How To Weather Model Cars

Model cars are incredible miniature representations of different types of vehicles. A very common and fun way of adding more character to a model car is to weather it. A lot of car model enthusiasts opt to make a more realistic representation, especially of the vintage ones, by custom detailing these models to look like they've already aged and have gone out from a junkyard.

There are a lot of ways to weather your model car. Whether you choose to apply rust, paint, or some trashy upholstery in it, you are sure to give your model car a very unique and impressive appearance.

  • Paint your model car. A good way of making your model car appear weathered is to make it look like its paint is already chipping. You can start by applying an undercoat, preferably a silver metallic paint to replicate steel then let it dry. Paint the car with your preferred color but leave some areas lightly coated or do not paint some parts at all, particularly the dented portions or areas where you would like to create your "chips." Make sure that you have wiped your car clean with a dust rag before painting to prevent rough finishes that can affect its over -all appearance.
  • Apply rust. Prepare your rust or ink mixture by mixing equal parts of red and brown ink with water. Blend it well to prevent the mixture from separating which might cause you to have thick paint spots when you apply it to your car. Slightly dip the tip of your paintbrush into the mixture and lightly apply to the parts where you want the rust to start. Repeat the process if you want to create a more weathered look. But be very careful in applying the mixture. Gently brush your paint and allow the ink to run into the cracks or dents to make it look more realistic.

Make sure that the ink is completely dry before applying more details to your model car. Inks that are applied thinly will usually take a couple of minutes to dry, while the thickly applied coats will take much longer. It would be better if you give your car 10 to 24 hours to dry before moving on with your custom detailing.

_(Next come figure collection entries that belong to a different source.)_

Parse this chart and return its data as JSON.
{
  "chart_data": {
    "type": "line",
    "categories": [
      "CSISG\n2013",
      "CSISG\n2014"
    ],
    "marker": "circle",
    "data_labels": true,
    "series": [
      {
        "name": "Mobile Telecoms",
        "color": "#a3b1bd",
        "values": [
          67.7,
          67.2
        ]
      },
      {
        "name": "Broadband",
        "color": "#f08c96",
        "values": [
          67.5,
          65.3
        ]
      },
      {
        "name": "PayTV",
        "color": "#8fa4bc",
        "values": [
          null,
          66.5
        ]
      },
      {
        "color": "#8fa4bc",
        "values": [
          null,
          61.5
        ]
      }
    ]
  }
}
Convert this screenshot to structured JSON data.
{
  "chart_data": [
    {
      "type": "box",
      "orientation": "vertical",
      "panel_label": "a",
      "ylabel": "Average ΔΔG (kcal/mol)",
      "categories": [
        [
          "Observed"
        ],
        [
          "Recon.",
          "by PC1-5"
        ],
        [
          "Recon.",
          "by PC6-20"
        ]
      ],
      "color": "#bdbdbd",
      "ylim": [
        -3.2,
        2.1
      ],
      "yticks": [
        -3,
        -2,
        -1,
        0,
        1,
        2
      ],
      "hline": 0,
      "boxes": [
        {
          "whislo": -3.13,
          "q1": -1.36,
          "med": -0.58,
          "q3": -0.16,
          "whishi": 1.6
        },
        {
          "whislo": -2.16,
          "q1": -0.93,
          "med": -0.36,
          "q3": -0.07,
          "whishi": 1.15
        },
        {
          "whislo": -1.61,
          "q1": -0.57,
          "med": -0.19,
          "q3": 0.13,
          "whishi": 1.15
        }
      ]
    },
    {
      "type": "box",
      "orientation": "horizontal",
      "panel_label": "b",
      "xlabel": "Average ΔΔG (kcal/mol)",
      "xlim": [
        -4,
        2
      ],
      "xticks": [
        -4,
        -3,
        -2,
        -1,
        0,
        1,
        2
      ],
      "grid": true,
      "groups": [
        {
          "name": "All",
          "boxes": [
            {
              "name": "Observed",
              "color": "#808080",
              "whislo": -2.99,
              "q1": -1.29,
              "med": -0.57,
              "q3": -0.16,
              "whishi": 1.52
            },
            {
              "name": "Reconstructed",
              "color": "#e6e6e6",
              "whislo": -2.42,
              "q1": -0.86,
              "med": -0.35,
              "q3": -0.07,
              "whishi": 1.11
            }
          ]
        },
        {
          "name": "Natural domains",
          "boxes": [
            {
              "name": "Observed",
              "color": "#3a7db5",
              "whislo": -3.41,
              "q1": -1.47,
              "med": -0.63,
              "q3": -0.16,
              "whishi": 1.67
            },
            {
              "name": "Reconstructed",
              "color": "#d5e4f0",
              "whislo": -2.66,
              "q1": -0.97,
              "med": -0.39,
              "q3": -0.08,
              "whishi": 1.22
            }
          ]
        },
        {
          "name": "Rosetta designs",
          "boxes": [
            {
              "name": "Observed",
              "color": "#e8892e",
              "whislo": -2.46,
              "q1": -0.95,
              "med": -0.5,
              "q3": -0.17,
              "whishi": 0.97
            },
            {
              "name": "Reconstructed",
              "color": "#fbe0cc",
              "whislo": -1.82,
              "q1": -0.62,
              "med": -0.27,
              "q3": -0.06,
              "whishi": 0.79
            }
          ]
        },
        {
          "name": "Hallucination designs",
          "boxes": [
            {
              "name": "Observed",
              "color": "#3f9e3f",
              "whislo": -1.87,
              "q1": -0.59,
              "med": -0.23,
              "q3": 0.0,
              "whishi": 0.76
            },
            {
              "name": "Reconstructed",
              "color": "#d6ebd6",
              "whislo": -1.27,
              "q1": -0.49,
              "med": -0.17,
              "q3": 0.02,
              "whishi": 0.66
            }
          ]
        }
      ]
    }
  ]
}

  • Another good option in weathering your model is to make damages in it. Use heat, a candle for example, to create bumps in the model's fenders to make it look like it was hit by another vehicle. Be extra careful in doing this procedure. When the plastic styrene of your car model starts to soften, use your pocket knife to wrinkle or dent the exposed part or the fender. You can also use and apply your ink mixture to emulate rust where you made the dents.

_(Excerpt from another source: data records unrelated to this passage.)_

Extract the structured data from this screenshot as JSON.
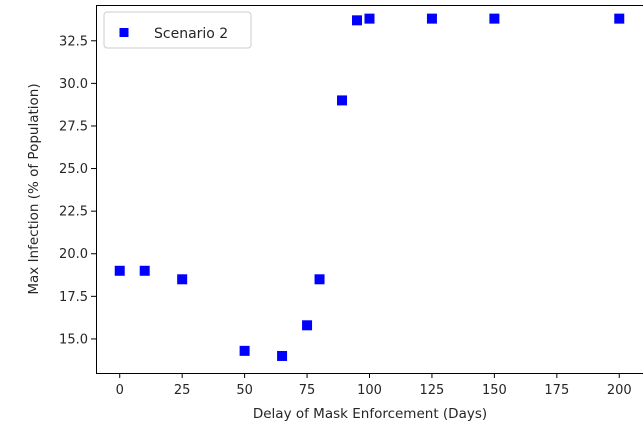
{
  "chart_data": {
    "type": "scatter",
    "title": "",
    "xlabel": "Delay of Mask Enforcement (Days)",
    "ylabel": "Max Infection (% of Population)",
    "xlim": [
      -9.5,
      209.5
    ],
    "ylim": [
      13.0,
      34.6
    ],
    "xticks": [
      0,
      25,
      50,
      75,
      100,
      125,
      150,
      175,
      200
    ],
    "yticks": [
      15.0,
      17.5,
      20.0,
      22.5,
      25.0,
      27.5,
      30.0,
      32.5
    ],
    "grid": false,
    "legend_position": "top-left",
    "series": [
      {
        "name": "Scenario 2",
        "color": "#0000ff",
        "marker": "square",
        "x": [
          0,
          10,
          25,
          50,
          65,
          75,
          80,
          89,
          95,
          100,
          125,
          150,
          200
        ],
        "y": [
          19.0,
          19.0,
          18.5,
          14.3,
          14.0,
          15.8,
          18.5,
          29.0,
          33.7,
          33.8,
          33.8,
          33.8,
          33.8
        ]
      }
    ]
  }
}
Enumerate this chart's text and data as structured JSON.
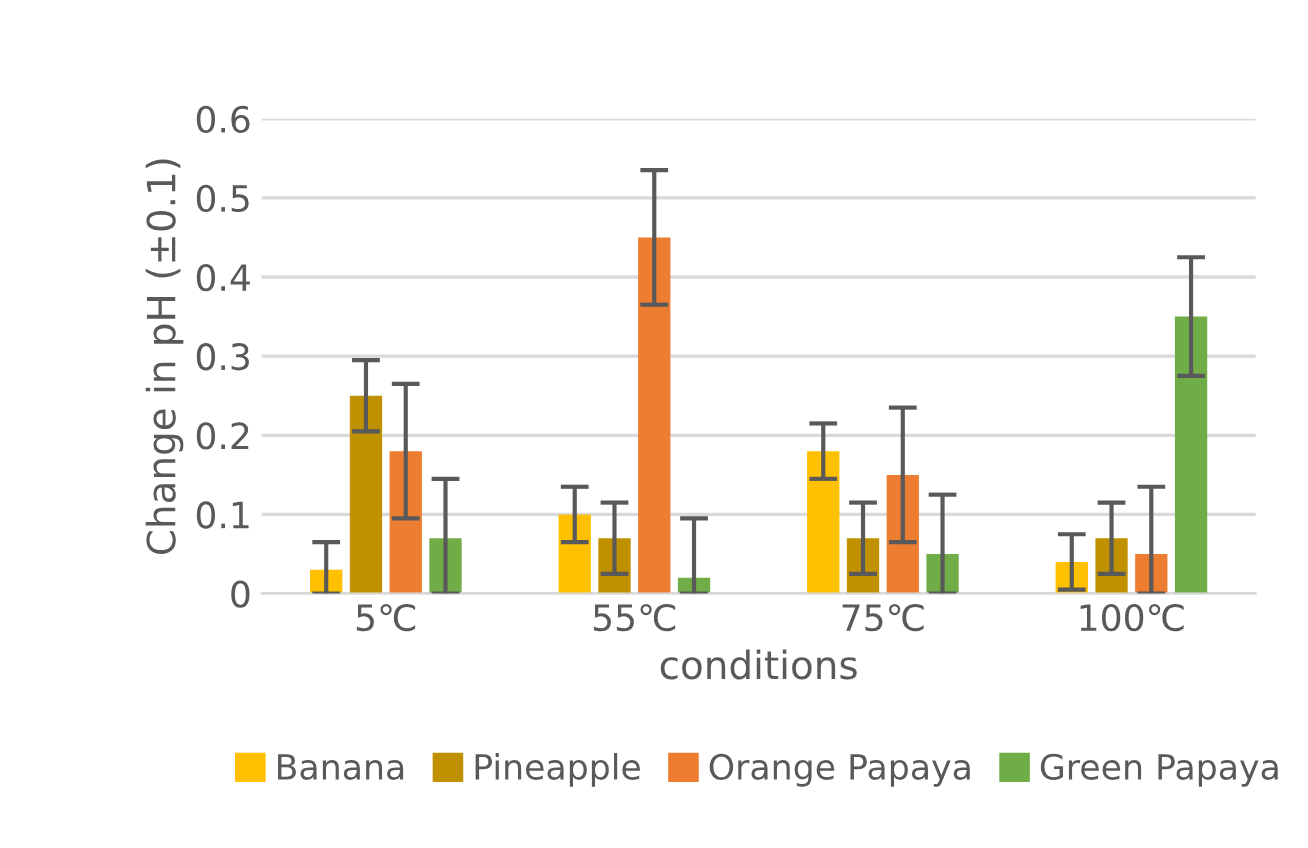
{
  "chart_data": {
    "type": "bar",
    "xlabel": "conditions",
    "ylabel": "Change in pH (±0.1)",
    "categories": [
      "5℃",
      "55℃",
      "75℃",
      "100℃"
    ],
    "series": [
      {
        "name": "Banana",
        "color": "#ffc000",
        "values": [
          0.03,
          0.1,
          0.18,
          0.04
        ],
        "errors": [
          [
            0,
            0.065
          ],
          0.035,
          0.035,
          0.035
        ]
      },
      {
        "name": "Pineapple",
        "color": "#bf9000",
        "values": [
          0.25,
          0.07,
          0.07,
          0.07
        ],
        "errors": [
          0.045,
          0.045,
          0.045,
          0.045
        ]
      },
      {
        "name": "Orange Papaya",
        "color": "#ed7d31",
        "values": [
          0.18,
          0.45,
          0.15,
          0.05
        ],
        "errors": [
          0.085,
          0.085,
          0.085,
          [
            0,
            0.135
          ]
        ]
      },
      {
        "name": "Green Papaya",
        "color": "#70ad47",
        "values": [
          0.07,
          0.02,
          0.05,
          0.35
        ],
        "errors": [
          [
            0,
            0.145
          ],
          [
            0,
            0.095
          ],
          [
            0,
            0.125
          ],
          0.075
        ]
      }
    ],
    "ylim": [
      0,
      0.6
    ],
    "yticks": [
      0,
      0.1,
      0.2,
      0.3,
      0.4,
      0.5,
      0.6
    ],
    "grid": "y",
    "legend": "bottom"
  }
}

It takes a good amount of creativity and patience to come up with an attractive and natural weathered look for your model. Keep in mind that most of the techniques mentioned above are irreversible. Be very careful in applying the techniques outlined above to your model, especially in applying heat to make dents, or puncturing holes to the car's body. Decide and think hard about how you would like the car to look like before you start personalizing your model.